Make That Monet
Updated: Aug 3, 2018
Paint Puns. Get it?
I feel like we're all familiar with being told the phrase, "charge what you're worth." How do you know what you're worth? I think the problem is a little bigger than just undercharging for your time. I think when we add up the a la carte prices of what we've done, we get scared and think, "wow that's a lot of money." Followed by finding a way to reduce that price. I'm guilty of it. Those prices are there for a reason, however. It not only incorporates your time but backbar costs as well. Every time we lower the price because we're too scared to actually charge for what we've done, the salon is losing money. In order to have a healthy work environment stocked with everything you need to be successful, the salon has to make a profit. Every time you gloss someone for free you are cheating not only yourself but the salon(or just yourself x2 if you booth rent).
The next issue is "charging what you're worth". As a rule of thumb we typically find our hourly worth by gauging our haircut price.
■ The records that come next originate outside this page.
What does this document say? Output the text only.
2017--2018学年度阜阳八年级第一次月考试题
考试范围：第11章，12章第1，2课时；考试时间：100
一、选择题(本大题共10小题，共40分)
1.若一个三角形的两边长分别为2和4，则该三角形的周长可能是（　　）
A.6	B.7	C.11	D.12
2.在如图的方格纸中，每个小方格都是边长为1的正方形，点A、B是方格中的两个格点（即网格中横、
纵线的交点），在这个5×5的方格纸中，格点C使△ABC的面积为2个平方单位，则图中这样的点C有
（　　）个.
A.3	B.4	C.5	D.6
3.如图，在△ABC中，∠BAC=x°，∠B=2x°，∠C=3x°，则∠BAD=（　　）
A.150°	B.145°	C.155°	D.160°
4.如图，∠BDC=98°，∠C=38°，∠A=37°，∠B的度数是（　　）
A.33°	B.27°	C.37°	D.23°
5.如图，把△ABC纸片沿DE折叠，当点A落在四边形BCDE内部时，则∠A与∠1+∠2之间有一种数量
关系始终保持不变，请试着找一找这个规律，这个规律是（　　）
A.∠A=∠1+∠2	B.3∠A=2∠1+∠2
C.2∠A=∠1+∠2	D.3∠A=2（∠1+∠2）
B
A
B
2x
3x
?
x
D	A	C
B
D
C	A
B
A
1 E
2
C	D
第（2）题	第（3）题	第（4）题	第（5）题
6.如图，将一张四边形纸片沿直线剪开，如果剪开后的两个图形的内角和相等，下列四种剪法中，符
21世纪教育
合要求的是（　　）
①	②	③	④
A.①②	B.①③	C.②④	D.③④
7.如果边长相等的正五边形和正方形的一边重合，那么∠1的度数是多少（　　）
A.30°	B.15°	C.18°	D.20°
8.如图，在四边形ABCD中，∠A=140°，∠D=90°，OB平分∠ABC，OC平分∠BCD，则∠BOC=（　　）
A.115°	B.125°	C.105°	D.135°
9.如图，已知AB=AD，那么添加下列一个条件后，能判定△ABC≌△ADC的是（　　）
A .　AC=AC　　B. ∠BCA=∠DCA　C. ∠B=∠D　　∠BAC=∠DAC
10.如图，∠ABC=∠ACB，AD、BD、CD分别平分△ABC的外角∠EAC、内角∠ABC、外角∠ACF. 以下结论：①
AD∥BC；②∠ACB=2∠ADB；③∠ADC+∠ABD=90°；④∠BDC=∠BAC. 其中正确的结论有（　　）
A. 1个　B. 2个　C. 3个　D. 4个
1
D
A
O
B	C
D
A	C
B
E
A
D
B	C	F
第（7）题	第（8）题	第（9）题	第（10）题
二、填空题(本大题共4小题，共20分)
If you double book, then double that number and that would be your hourly price. There are, however, other factors. Realistically, you're worth whatever someone is willing to pay for you. What people are willing to pay will depend on your skill and your supply/demand ratio. If you're booked solid for 6 weeks on a consistent basis and you haven't raised your prices in a year, you are undercharging. If you're a specialist and you haven't raised your prices in a year, you're undercharging. If you've taken multiple advanced classes this year and you haven't raised your prices, you're undercharging.
Think About It
Has a plumber, landscaper, mechanic or any other professional who charges for product + labor ever given you a discount because they felt bad about the price?
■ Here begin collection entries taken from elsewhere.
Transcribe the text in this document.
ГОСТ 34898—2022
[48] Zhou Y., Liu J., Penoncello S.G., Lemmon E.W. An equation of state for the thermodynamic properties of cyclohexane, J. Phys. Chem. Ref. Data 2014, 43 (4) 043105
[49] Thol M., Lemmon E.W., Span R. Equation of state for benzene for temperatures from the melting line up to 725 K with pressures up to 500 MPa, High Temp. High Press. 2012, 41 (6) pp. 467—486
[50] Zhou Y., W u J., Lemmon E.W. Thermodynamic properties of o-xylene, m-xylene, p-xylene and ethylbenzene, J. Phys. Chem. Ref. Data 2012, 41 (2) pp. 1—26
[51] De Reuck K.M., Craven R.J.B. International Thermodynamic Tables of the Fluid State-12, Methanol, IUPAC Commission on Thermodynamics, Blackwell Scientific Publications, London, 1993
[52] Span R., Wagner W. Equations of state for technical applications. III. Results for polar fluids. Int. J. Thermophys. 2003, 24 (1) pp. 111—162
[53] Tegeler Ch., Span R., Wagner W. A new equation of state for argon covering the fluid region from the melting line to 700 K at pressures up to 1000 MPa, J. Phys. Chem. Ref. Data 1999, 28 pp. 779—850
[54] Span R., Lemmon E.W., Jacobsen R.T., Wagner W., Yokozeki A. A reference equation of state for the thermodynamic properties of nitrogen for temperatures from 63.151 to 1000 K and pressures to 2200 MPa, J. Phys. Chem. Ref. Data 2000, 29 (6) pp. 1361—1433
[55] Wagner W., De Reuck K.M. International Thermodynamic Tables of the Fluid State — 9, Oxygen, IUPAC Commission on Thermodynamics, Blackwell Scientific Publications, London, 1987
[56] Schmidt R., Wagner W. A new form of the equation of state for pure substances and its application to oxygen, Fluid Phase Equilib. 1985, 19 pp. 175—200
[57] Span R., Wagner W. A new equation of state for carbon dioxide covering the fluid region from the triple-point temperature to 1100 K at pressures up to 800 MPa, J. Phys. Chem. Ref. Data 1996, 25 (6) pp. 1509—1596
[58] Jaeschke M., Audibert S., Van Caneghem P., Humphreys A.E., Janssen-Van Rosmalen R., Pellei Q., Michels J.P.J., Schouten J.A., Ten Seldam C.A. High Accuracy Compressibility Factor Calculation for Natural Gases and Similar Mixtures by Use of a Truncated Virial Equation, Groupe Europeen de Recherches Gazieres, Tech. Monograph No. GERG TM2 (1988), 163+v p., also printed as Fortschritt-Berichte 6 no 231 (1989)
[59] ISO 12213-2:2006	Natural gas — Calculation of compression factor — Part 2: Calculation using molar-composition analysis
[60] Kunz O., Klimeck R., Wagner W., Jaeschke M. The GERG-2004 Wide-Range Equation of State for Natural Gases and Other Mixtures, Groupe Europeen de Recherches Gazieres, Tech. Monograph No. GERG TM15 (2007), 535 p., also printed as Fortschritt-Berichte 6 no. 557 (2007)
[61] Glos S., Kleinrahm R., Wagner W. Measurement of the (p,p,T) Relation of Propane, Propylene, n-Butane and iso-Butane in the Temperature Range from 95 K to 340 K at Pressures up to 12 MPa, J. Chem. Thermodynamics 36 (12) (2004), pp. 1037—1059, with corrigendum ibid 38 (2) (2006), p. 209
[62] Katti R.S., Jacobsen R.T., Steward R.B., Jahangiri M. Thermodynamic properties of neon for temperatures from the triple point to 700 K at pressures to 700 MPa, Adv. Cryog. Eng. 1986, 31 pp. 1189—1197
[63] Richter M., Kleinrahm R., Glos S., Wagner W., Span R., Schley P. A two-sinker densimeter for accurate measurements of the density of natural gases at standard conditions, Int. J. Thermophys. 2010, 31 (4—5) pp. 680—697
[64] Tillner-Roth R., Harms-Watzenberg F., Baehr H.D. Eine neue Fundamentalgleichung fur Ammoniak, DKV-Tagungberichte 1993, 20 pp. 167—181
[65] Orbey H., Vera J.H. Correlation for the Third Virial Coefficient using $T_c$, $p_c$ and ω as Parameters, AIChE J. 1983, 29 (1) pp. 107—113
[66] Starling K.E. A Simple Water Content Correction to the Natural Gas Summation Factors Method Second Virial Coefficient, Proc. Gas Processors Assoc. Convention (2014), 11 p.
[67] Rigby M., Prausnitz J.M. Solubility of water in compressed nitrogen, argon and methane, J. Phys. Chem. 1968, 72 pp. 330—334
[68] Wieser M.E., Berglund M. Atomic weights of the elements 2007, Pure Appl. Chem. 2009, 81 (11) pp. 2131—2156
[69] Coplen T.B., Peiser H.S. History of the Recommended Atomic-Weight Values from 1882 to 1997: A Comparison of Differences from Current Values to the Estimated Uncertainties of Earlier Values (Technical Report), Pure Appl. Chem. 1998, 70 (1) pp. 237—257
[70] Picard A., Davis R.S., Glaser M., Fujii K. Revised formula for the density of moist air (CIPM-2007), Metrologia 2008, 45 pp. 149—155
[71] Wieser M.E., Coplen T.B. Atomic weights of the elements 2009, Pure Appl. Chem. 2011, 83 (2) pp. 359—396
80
When it comes to charging for every add on and every service you do, maybe try breaking it down and explaining it to your client. When you throw out a number with no explanation, they feel confused. In their mind, what they are asking for is very simple and you know it isn't.
"Because I'm doing a full head of babylights, which are many many micro highlights compacted into the hair, it will be a $20 upcharge from my regular full highlight because of time and product. Because I'm worried about the integrity of your hair, I will not lighten you without a bond protector(explain what it does if you must) which is an additional $50. In order to get that shadow effect, I then have to apply a root shade and let it process for an additional 20 minutes. This additional process is an additional $35. Your total today for the look you've requested will be $280, are you ready to get started?"
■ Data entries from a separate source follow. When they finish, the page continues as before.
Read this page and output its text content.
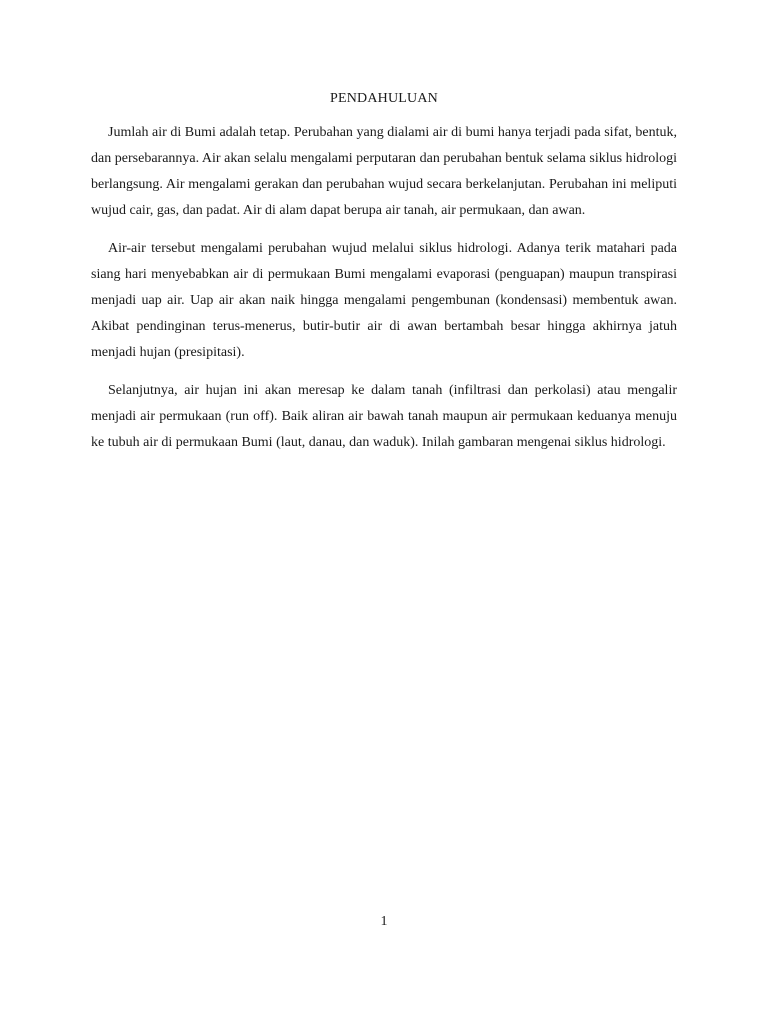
PENDAHULUAN

Jumlah air di Bumi adalah tetap. Perubahan yang dialami air di bumi hanya terjadi pada sifat, bentuk, dan persebarannya. Air akan selalu mengalami perputaran dan perubahan bentuk selama siklus hidrologi berlangsung. Air mengalami gerakan dan perubahan wujud secara berkelanjutan. Perubahan ini meliputi wujud cair, gas, dan padat. Air di alam dapat berupa air tanah, air permukaan, dan awan.

Air-air tersebut mengalami perubahan wujud melalui siklus hidrologi. Adanya terik matahari pada siang hari menyebabkan air di permukaan Bumi mengalami evaporasi (penguapan) maupun transpirasi menjadi uap air. Uap air akan naik hingga mengalami pengembunan (kondensasi) membentuk awan. Akibat pendinginan terus-menerus, butir-butir air di awan bertambah besar hingga akhirnya jatuh menjadi hujan (presipitasi).

Selanjutnya, air hujan ini akan meresap ke dalam tanah (infiltrasi dan perkolasi) atau mengalir menjadi air permukaan (run off). Baik aliran air bawah tanah maupun air permukaan keduanya menuju ke tubuh air di permukaan Bumi (laut, danau, dan waduk). Inilah gambaran mengenai siklus hidrologi.

1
Discounting Attracts Cheap Clients
There are two types of people in the world. Those who live for the "deal" and those that understand that quality product is expensive. I think it's easy for me to charge what I'm worth because I personally am the type of person to say "I don't care what the cost is, this is quality and I'll pay what I have to pay to get quality." The more you live by that mind set, the more you attract like-minded people as clients. When you are consistent with your quality of work, they see you take the time for those extra steps to get it done right, they see that you are difficult to get in with, they will naturally associate your cost with quality and security.
When you are charging appropriately, no client will feel like "too much work".
I'm sure we've all had that moment where you see the inspiration picture and you look at your client's hair and think "Oh my god I do not have time for this nightmare." Of course you do! I remember thinking about each and every step I would have to take to get my client to her goal and just roll my eyes thinking how completely not excited I felt about doing it. That's when I wasn't charging correctly. Break down every single step at the full cost of that step to your client, if they give you the green light then you're about to make a lot of money and do a really cool transformation you can show off to the 'gram. If they give you the red light, you just avoided killing yourself for scraps. Remember, you are not desperate for any person's business.
What To Expect?
When I raised my prices and started charging for every step, my clients who would always groan about prices naturally weeded themselves out. Clients that don't see the value of what I do are not people I'm desperate to accommodate. I'm an artist and a chemist and my brain is completely fried at the end of the day from troubleshooting how to make you look like a celebrity. If my effort is only worth $100 to you, then we are not suited for one another.
It opened up my schedule for new clients who understand the value of my work and my consistency. I can't tell you what that does for your morale in the work place.
My numbers increased 20% in a year. When you are paid properly, you will always go above and beyond for your client. Go above and beyond for your client and they will be your client for life.